Update: This post is now slightly out of date as I now use the ScanSnap S1300. You may want to sign up for my free 7 part e-Course while will more comprehensively take you through the steps to go paperless.
This is Part 2 of the My ScanSnap Setup And Workflow series. Make sure to check out Part 1 – ScanSnap Settings.
Now that we have set up ScanSnap Manager with my four profiles, here is what I do with the files.
At first I started using DevonThink Pro Office, but I found that it was a little overkill for my needs. If I had a huge amount of documents that I needed regular access to it would be perfect, but for my home needs I wanted to go with something a little more lightweight.
One main drawback (maybe the only one) is that my ScanSnap S300M did not come with any OCR software in the box. I could download a form to have ReadIris Pro 11 mailed to me, but that didn’t help me at first.
Really Boring, Really Fast
Excited to start OCR’ing up a storm, I set ScanSnap Manager to output to Acrobat and away I went.

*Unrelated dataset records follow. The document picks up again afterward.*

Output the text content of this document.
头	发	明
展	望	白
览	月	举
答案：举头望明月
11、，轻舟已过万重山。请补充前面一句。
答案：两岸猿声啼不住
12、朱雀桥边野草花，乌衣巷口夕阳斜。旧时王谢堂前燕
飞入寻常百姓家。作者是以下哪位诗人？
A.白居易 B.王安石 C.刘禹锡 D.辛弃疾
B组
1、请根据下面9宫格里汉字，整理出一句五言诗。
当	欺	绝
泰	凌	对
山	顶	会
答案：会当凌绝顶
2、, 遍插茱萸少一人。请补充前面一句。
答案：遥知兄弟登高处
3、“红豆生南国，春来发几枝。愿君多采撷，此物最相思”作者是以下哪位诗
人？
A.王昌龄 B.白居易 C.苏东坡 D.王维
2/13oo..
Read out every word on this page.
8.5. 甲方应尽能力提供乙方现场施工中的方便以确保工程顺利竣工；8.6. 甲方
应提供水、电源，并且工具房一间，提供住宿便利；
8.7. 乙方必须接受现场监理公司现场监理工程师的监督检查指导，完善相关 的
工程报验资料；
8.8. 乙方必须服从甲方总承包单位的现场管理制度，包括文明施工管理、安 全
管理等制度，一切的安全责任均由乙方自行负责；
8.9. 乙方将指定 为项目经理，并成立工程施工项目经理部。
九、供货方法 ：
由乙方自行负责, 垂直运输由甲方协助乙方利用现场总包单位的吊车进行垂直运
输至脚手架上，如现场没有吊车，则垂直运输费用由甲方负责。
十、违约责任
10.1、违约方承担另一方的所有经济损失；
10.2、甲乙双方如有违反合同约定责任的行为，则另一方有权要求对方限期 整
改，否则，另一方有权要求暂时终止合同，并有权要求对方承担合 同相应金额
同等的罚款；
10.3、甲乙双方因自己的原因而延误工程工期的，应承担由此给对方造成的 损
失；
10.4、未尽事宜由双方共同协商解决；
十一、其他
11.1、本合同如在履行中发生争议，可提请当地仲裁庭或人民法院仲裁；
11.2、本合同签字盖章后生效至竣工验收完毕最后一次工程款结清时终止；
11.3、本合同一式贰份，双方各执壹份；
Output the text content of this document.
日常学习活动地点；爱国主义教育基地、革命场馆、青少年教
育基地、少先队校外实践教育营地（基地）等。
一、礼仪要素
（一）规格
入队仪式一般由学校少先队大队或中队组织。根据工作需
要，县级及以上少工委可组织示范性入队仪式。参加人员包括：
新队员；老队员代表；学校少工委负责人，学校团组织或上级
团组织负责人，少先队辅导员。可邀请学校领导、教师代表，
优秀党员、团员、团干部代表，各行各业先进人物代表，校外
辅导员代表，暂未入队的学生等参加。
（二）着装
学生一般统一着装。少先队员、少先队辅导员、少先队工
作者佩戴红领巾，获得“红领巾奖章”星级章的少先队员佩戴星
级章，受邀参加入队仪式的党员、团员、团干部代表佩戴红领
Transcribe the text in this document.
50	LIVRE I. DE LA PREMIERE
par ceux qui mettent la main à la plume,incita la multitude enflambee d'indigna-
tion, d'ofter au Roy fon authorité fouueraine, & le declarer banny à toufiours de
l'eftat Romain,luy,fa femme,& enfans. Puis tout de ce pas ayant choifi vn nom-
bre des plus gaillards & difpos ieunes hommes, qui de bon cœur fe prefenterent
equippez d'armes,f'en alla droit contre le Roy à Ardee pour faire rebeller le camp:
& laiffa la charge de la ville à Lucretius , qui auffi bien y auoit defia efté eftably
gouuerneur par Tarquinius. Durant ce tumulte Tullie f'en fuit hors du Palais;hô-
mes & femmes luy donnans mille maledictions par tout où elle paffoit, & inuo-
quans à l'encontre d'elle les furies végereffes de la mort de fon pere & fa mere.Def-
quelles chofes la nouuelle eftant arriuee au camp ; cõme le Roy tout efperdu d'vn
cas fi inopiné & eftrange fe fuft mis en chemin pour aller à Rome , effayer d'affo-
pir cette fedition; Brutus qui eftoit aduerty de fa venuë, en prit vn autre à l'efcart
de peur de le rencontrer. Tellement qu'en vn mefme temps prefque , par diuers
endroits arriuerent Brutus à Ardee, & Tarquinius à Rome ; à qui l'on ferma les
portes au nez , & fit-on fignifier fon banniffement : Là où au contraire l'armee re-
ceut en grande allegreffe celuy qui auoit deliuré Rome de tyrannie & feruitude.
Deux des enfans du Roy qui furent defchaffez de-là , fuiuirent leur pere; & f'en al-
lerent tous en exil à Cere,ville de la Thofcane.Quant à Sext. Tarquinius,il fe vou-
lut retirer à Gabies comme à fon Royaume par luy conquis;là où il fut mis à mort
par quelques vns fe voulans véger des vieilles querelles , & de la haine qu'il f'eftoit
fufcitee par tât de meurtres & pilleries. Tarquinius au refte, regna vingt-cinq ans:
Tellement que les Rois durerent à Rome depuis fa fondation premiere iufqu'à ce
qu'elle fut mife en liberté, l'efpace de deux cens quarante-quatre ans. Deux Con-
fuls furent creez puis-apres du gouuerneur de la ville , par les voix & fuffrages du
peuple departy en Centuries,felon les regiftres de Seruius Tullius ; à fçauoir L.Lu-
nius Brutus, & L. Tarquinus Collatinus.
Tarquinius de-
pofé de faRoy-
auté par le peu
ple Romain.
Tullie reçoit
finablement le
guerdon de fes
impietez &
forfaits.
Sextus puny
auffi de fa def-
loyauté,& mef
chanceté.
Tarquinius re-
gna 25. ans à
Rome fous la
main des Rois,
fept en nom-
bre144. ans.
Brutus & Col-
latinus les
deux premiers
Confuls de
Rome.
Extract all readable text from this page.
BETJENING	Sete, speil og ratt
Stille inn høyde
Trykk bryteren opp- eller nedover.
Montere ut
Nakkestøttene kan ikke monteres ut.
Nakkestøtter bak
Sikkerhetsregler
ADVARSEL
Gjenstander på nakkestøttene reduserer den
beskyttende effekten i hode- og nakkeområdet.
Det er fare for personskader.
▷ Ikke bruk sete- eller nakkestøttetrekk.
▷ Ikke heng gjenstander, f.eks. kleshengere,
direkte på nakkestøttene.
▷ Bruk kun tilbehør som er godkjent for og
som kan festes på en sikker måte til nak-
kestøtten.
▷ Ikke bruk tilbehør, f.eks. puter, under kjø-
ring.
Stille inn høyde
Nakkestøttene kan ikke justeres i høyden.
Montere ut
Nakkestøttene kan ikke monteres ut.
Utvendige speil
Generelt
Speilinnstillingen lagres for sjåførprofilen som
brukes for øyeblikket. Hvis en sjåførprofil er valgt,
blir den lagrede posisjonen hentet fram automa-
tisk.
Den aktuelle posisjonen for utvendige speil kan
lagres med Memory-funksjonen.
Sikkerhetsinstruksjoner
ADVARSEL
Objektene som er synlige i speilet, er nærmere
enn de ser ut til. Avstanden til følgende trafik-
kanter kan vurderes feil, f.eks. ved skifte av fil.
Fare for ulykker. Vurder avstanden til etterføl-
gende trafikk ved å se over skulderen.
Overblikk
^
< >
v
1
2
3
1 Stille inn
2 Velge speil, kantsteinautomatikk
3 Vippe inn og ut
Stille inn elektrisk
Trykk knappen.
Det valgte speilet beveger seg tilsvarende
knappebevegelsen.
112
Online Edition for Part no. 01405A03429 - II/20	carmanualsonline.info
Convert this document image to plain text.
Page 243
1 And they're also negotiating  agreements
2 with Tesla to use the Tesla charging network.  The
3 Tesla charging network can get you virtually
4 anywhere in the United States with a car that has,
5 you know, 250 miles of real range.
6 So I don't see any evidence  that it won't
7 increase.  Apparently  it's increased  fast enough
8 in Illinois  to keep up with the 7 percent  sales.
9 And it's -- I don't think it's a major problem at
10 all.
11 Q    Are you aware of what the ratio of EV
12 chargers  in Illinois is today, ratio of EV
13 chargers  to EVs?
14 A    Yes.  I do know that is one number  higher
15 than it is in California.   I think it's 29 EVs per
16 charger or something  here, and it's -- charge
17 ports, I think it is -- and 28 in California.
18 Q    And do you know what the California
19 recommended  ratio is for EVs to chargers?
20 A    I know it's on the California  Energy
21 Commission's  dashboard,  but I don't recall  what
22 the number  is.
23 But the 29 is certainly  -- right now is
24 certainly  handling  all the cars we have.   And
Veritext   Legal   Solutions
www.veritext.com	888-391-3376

It worked quite well. I would hit the button, it would open the resulting file in Acrobat, and then I would go Document | OCR Text Recognition | Recognize Text Using OCR and follow the resulting menus.
I think this would be OK normally, but since I had a ton of things to scan from my file cabinet, this got really boring, really fast to have to sit there and manually OCR every document over and over again. I knew there had to be a better way.
Applescript To The Rescue
I am a complete AppleScript newbie, but I found this great post from Macworld where the author made an AppleScript Folder Action that would watch a certain folder, and when a document got put in it, it would kick off Acrobat (or ReadIris Pro) and OCR it automatically.
I set ScanSnap Manager to save to a folder called ToProcess and gave that folder a Folder Action to run the MacWorld script.
This worked quite well, and would possibly work OK on an ongoing basis, but again I ran into problems when doing my massive scan-a-thon – if i dropped a document in to the folder while the other Acrobat session was still OCR’ing, it would give error messages.
Droplets Are Fun
The solution I came up with was to change the script so that it became a droplet. To do this I ripped off part of the script referenced in this thread.
A droplet is just an Application that you save somewhere (I have it on my Dock). You run it by dragging a file onto its icon.
Here is the script that I cobbled together . Feel free to download and use as you please.
So now, I have the following workflow:
- Scan document using the ScanSnap, ScanSnap Manager saves the file in the ToProcess folder
- When I am done my batch, I drag the PDF files onto the OCRIt icon, which kicks of Adobe Acrobat Professional and tells it to recognize the text in the document
- When that is done, process/move the files as needed
It is working quite well for you, but I guess if I wanted to avoid all this I could have just stuck with DevonThink as it has built in OCR. What is your workflow? How do you handle the Optical Character Recognition part?